The Think Pink Quilt

Because she was diagnosed early and treated appropriately, Karen has beat the odds of 50% survival, and she is in her twelfth year of living with cancer, although in the last few years it has metastasized into her lungs, bones, and brain. Karen continues to fight the disease with courage, grace, and tenacity, and she is a daily inspiration to all who know her.

With so little being known about IBC and funding for research for the rare cancer in short supply, Karen’s husband, David, and children, Jennifer Laymance, Kim Harris, and Michael Cottrell, founded a group in 2009 known as Team Karen to make others more aware of the disease and to raise money for research.

For the past three years, TeamKaren has held all manner of fundraisers, from 5K and 10K runs to spaghetti suppers, and in 2011, they added a quilt raffle. To date, the efforts have raised over $100,000, every penny of which has gone to the Morgan Welch IBC Cancer Research Program at MD Anderson Hospital in Houston. (Morgan Welch, a 24-year-old woman, was the youngest person to ever die of IBC.)

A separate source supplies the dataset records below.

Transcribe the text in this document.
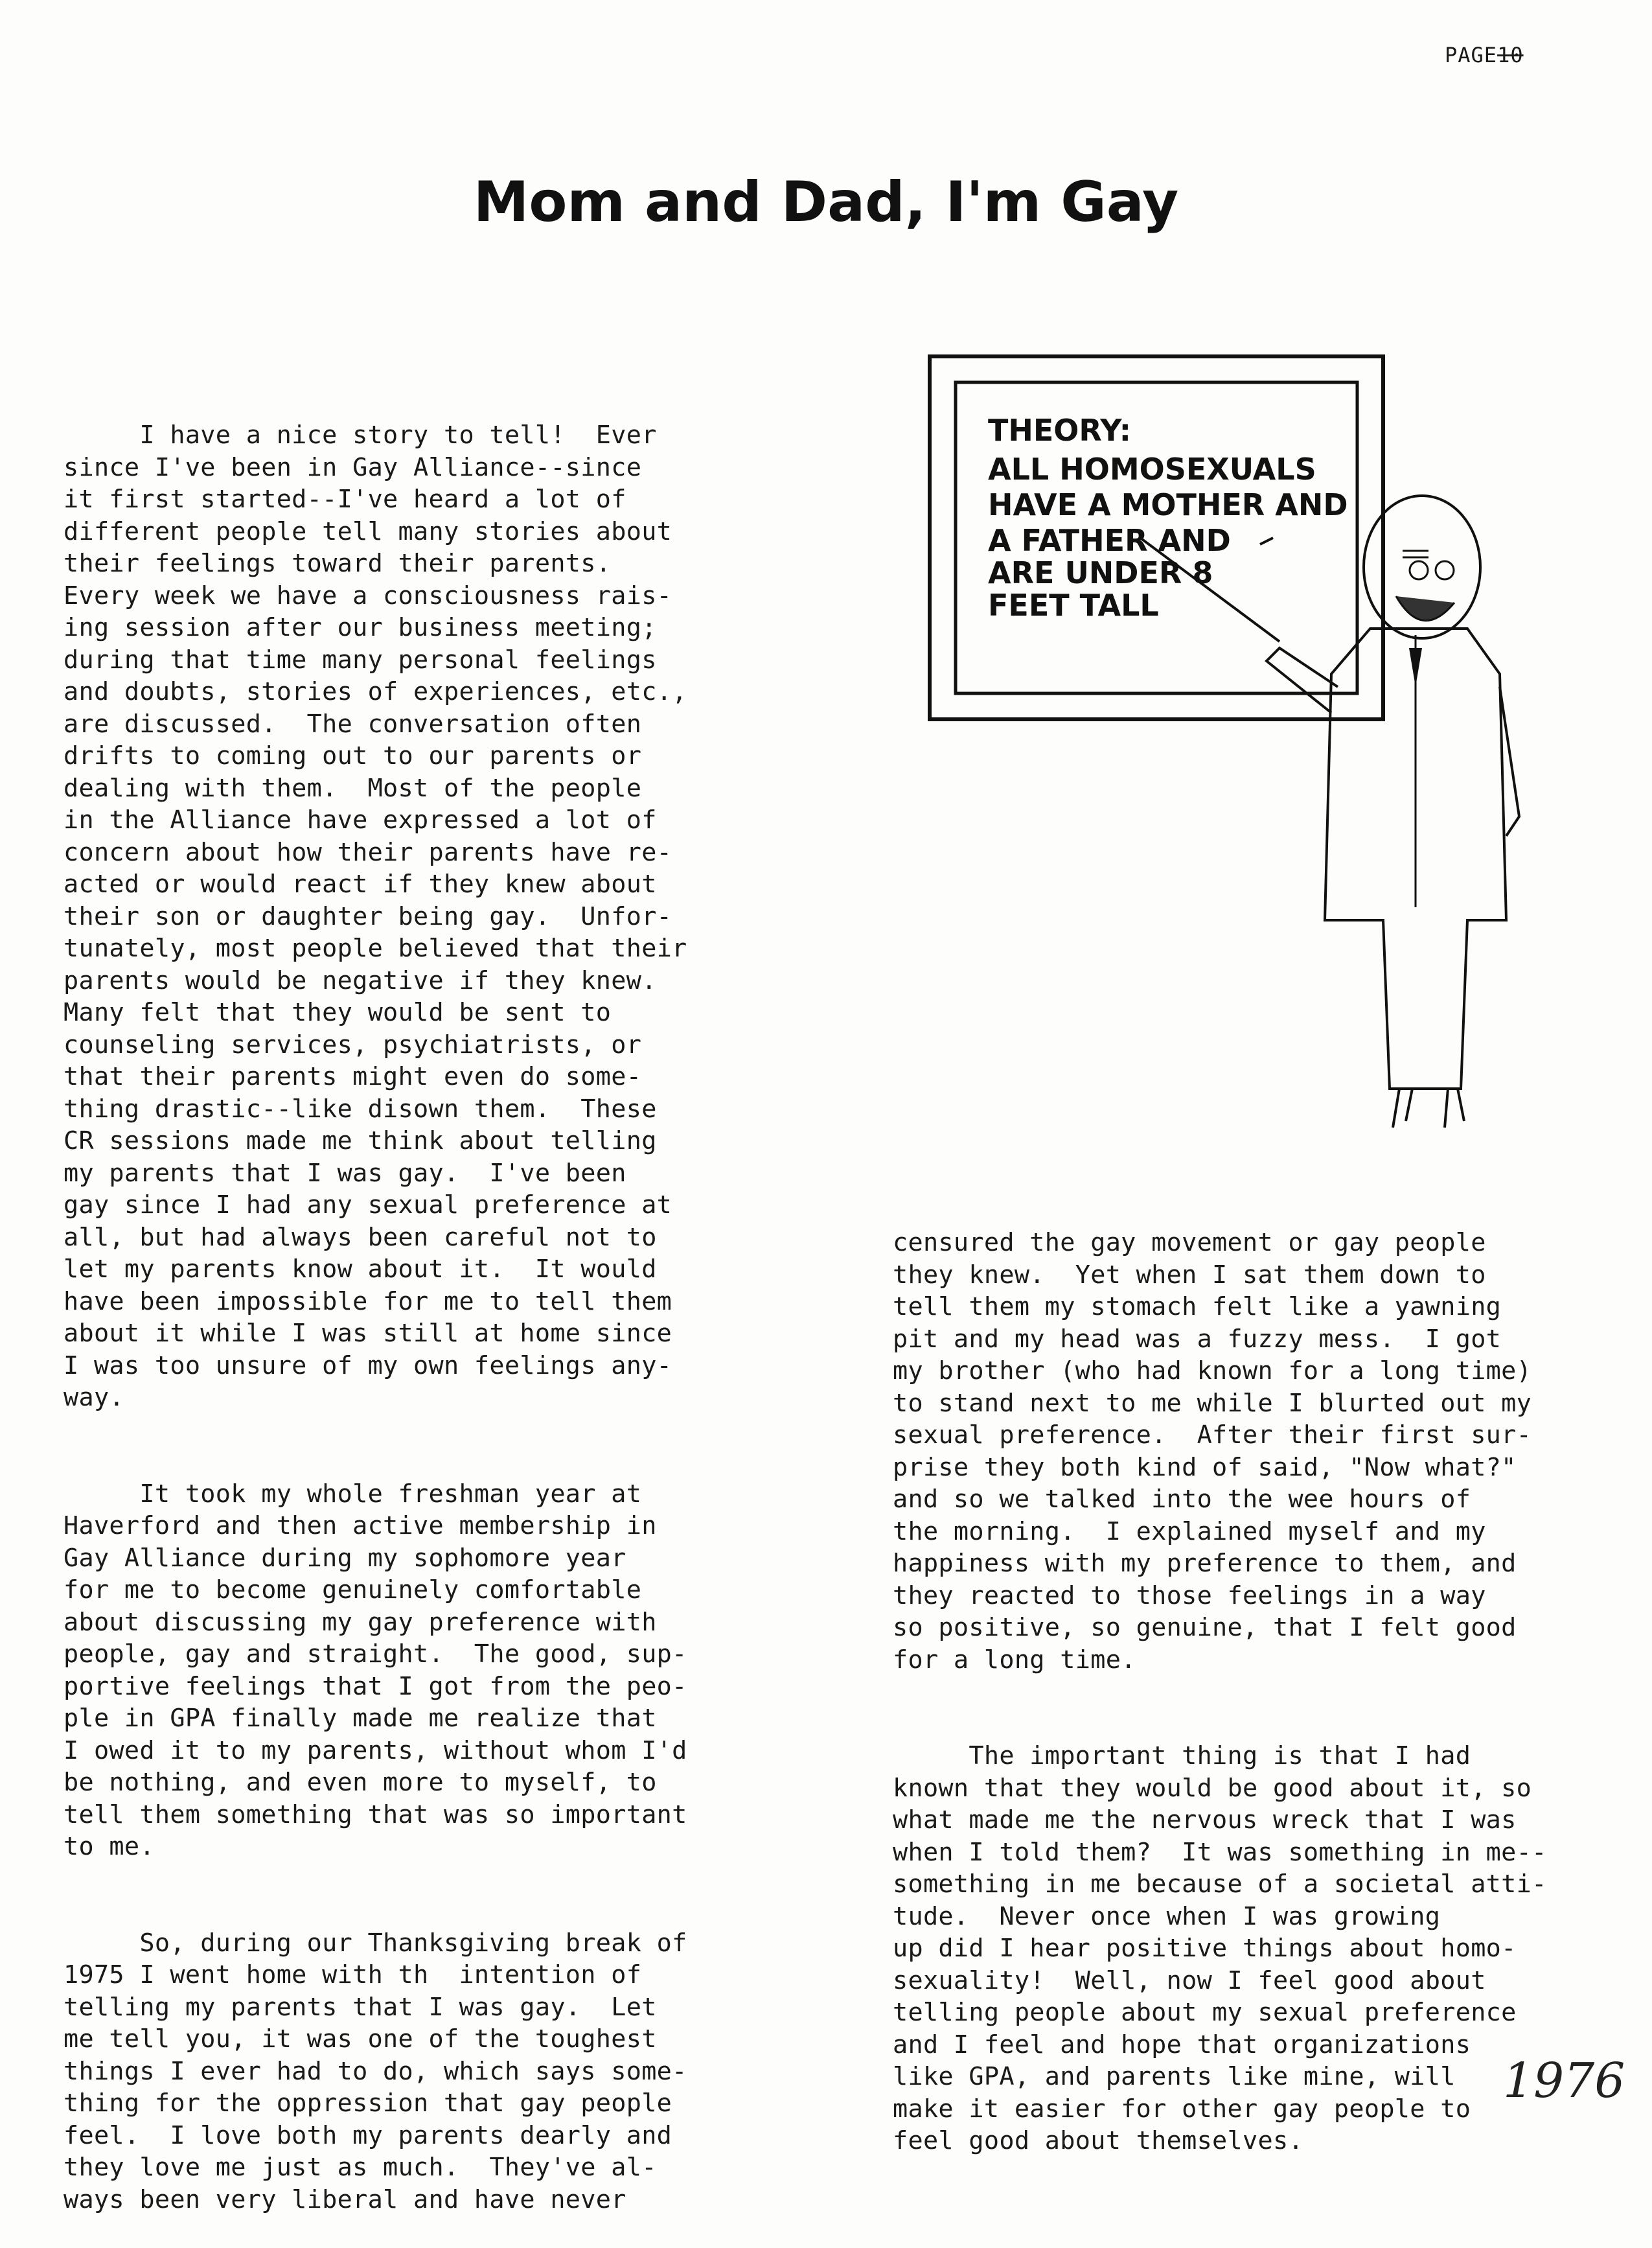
PAGE10
Mom and Dad, I'm Gay

I have a nice story to tell!  Ever
since I've been in Gay Alliance--since
it first started--I've heard a lot of
different people tell many stories about
their feelings toward their parents.
Every week we have a consciousness rais-
ing session after our business meeting;
during that time many personal feelings
and doubts, stories of experiences, etc.,
are discussed.  The conversation often
drifts to coming out to our parents or
dealing with them.  Most of the people
in the Alliance have expressed a lot of
concern about how their parents have re-
acted or would react if they knew about
their son or daughter being gay.  Unfor-
tunately, most people believed that their
parents would be negative if they knew.
Many felt that they would be sent to
counseling services, psychiatrists, or
that their parents might even do some-
thing drastic--like disown them.  These
CR sessions made me think about telling
my parents that I was gay.  I've been
gay since I had any sexual preference at
all, but had always been careful not to
let my parents know about it.  It would
have been impossible for me to tell them
about it while I was still at home since
I was too unsure of my own feelings any-
way.

It took my whole freshman year at
Haverford and then active membership in
Gay Alliance during my sophomore year
for me to become genuinely comfortable
about discussing my gay preference with
people, gay and straight.  The good, sup-
portive feelings that I got from the peo-
ple in GPA finally made me realize that
I owed it to my parents, without whom I'd
be nothing, and even more to myself, to
tell them something that was so important
to me.

So, during our Thanksgiving break of
1975 I went home with th  intention of
telling my parents that I was gay.  Let
me tell you, it was one of the toughest
things I ever had to do, which says some-
thing for the oppression that gay people
feel.  I love both my parents dearly and
they love me just as much.  They've al-
ways been very liberal and have never

THEORY: ALL HOMOSEXUALS HAVE A MOTHER AND A FATHER AND ARE UNDER 8 FEET TALL

censured the gay movement or gay people
they knew.  Yet when I sat them down to
tell them my stomach felt like a yawning
pit and my head was a fuzzy mess.  I got
my brother (who had known for a long time)
to stand next to me while I blurted out my
sexual preference.  After their first sur-
prise they both kind of said, "Now what?"
and so we talked into the wee hours of
the morning.  I explained myself and my
happiness with my preference to them, and
they reacted to those feelings in a way
so positive, so genuine, that I felt good
for a long time.

The important thing is that I had
known that they would be good about it, so
what made me the nervous wreck that I was
when I told them?  It was something in me--
something in me because of a societal atti-
tude.  Never once when I was growing
up did I hear positive things about homo-
sexuality!  Well, now I feel good about
telling people about my sexual preference
and I feel and hope that organizations
like GPA, and parents like mine, will
make it easier for other gay people to
feel good about themselves.

1976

A quilting friend of Karen’s daughter, Kim, came up with the idea of a raffle quilt for TeamKaren. Valerie Boessling, who operates Sew Fun, a monogramming and custom embroidery business in Pearland, a Houston suburb on the Texas Gulf Coast, has been making quilts for 15 years.

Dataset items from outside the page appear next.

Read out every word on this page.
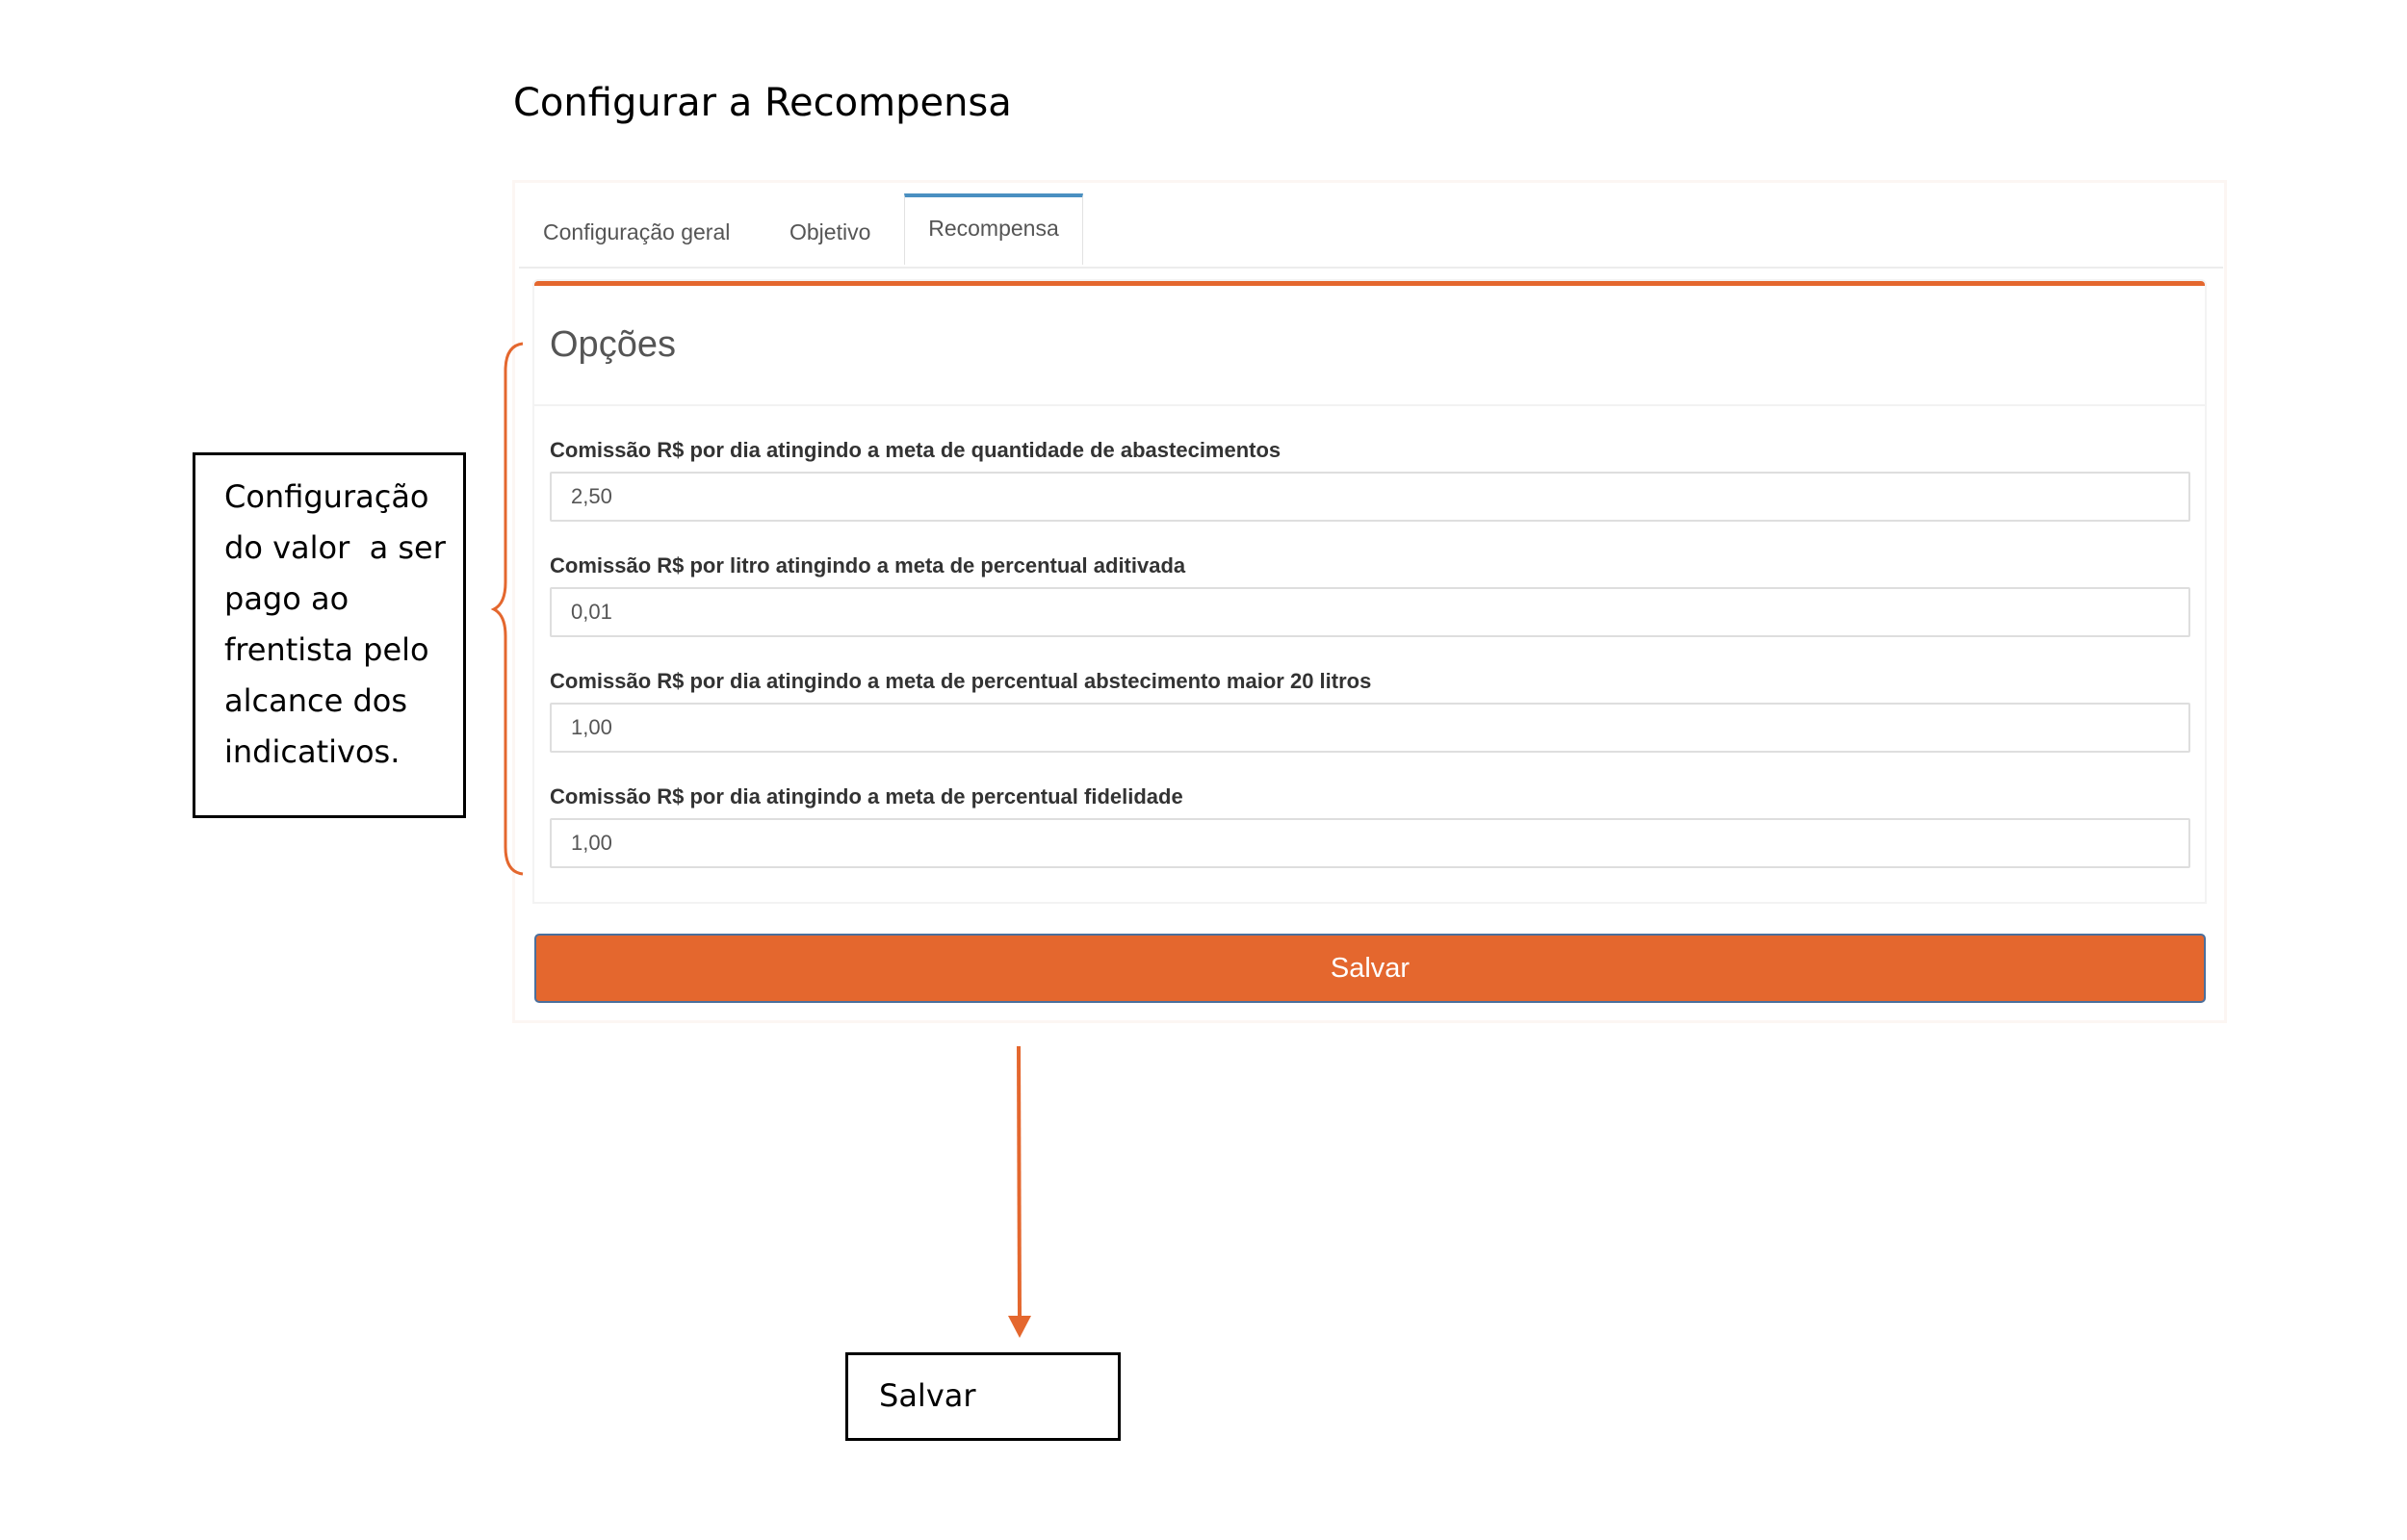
Configurar a Recompensa
Configuração geral	Objetivo	Recompensa
Opções
Comissão R$ por dia atingindo a meta de quantidade de abastecimentos
2,50
Comissão R$ por litro atingindo a meta de percentual aditivada
0,01
Comissão R$ por dia atingindo a meta de percentual abstecimento maior 20 litros
1,00
Comissão R$ por dia atingindo a meta de percentual fidelidade
1,00
Salvar
Configuração
do valor  a ser
pago ao
frentista pelo
alcance dos
indicativos.
Salvar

“I have a nice collection of quilts just for me, and my husband once said, ‘Don’t we have enough quilts?’“ she laughs. “That got me thinking that we only have two beds in our house, two couches, and three people. So, yes, I guess we have enough quilts, but I didn’t want to stop making them. That’s when I decided to make at least one quilt a year to donate to a charity.” 

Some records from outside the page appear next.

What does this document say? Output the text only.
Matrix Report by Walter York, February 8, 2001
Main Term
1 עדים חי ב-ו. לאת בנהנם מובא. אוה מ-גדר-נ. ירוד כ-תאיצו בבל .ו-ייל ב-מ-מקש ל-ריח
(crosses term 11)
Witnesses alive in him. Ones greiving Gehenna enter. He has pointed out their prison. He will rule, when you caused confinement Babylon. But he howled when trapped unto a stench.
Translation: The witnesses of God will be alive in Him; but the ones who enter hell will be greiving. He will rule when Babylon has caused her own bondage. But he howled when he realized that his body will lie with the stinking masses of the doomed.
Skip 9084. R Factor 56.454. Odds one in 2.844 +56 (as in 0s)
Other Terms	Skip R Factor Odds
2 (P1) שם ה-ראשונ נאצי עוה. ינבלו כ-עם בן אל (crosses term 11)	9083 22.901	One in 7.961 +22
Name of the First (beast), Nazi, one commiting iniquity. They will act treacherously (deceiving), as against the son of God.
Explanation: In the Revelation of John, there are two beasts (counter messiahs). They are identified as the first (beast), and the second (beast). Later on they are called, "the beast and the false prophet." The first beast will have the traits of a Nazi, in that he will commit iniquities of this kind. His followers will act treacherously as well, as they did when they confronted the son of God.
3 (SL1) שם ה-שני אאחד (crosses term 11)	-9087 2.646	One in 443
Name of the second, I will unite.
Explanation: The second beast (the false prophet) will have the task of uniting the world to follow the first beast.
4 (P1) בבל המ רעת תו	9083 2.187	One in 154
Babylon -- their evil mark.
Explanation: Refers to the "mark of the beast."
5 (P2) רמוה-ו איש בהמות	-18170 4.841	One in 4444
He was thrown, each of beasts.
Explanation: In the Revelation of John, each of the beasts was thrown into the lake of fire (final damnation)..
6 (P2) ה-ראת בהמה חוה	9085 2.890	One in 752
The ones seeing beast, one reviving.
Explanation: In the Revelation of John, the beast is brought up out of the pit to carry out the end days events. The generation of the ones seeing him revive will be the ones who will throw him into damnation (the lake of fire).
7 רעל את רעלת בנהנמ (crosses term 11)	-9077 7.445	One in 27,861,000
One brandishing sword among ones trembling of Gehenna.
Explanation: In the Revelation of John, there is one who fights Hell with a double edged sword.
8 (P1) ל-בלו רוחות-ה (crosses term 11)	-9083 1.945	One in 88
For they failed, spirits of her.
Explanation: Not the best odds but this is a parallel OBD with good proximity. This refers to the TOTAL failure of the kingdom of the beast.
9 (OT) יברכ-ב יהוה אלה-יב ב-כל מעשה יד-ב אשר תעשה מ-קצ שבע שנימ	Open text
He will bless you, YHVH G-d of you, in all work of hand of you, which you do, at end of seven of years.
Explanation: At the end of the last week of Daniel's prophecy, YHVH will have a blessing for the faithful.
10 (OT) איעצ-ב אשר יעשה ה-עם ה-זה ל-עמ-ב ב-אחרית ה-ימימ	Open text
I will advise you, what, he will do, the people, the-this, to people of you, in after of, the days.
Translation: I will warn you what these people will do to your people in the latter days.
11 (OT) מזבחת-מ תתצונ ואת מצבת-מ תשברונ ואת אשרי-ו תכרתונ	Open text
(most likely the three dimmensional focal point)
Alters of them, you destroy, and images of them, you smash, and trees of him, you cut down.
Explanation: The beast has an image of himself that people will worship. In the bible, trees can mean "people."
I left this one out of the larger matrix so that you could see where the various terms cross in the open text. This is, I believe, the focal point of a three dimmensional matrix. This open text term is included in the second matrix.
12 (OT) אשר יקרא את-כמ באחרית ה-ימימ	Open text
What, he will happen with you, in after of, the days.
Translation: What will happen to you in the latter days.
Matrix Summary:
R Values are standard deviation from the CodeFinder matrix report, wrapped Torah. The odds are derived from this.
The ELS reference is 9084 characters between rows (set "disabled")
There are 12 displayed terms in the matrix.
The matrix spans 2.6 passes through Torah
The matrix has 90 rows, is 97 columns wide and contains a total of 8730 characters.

“Some years ago at a quilt retreat, I fell in love with one of the quilts on the bed there,” Valerie continues. “Several of us decided to do a pink, black, and white block trade to look like the pink quilt at the retreat center. The blocks had been ‘aging’ in my sewing room for a while and when Kim Harris reminded me about the TeamKaren fundraiser, I knew just what to use them for. That’s how the Think Pink quilt came about.

“The blocks were made by myself, Debbie Brown, Winnie Fleming, Beverly French, Marcia Brenner, and Lisa Fontenot, all of us members of The Bay Area Quilt Guild in Houston. I put the blocks together, added borders, and did the binding. The quilt was quilted by Marcia Brenner of Stars and Strips Quilting in Pearland using a ‘ribbon’ all-over design. My mother-in-law, Kay Boessling, died in 2008 of breast cancer, so I like to help out with breast cancer fundraisers.”

And help out she did. Valerie’s Think Pink quilt added a significant amount to the total donated to the IBC Cancer Research Program in 2011—just one more way that quilters and their quilts make the world a better place.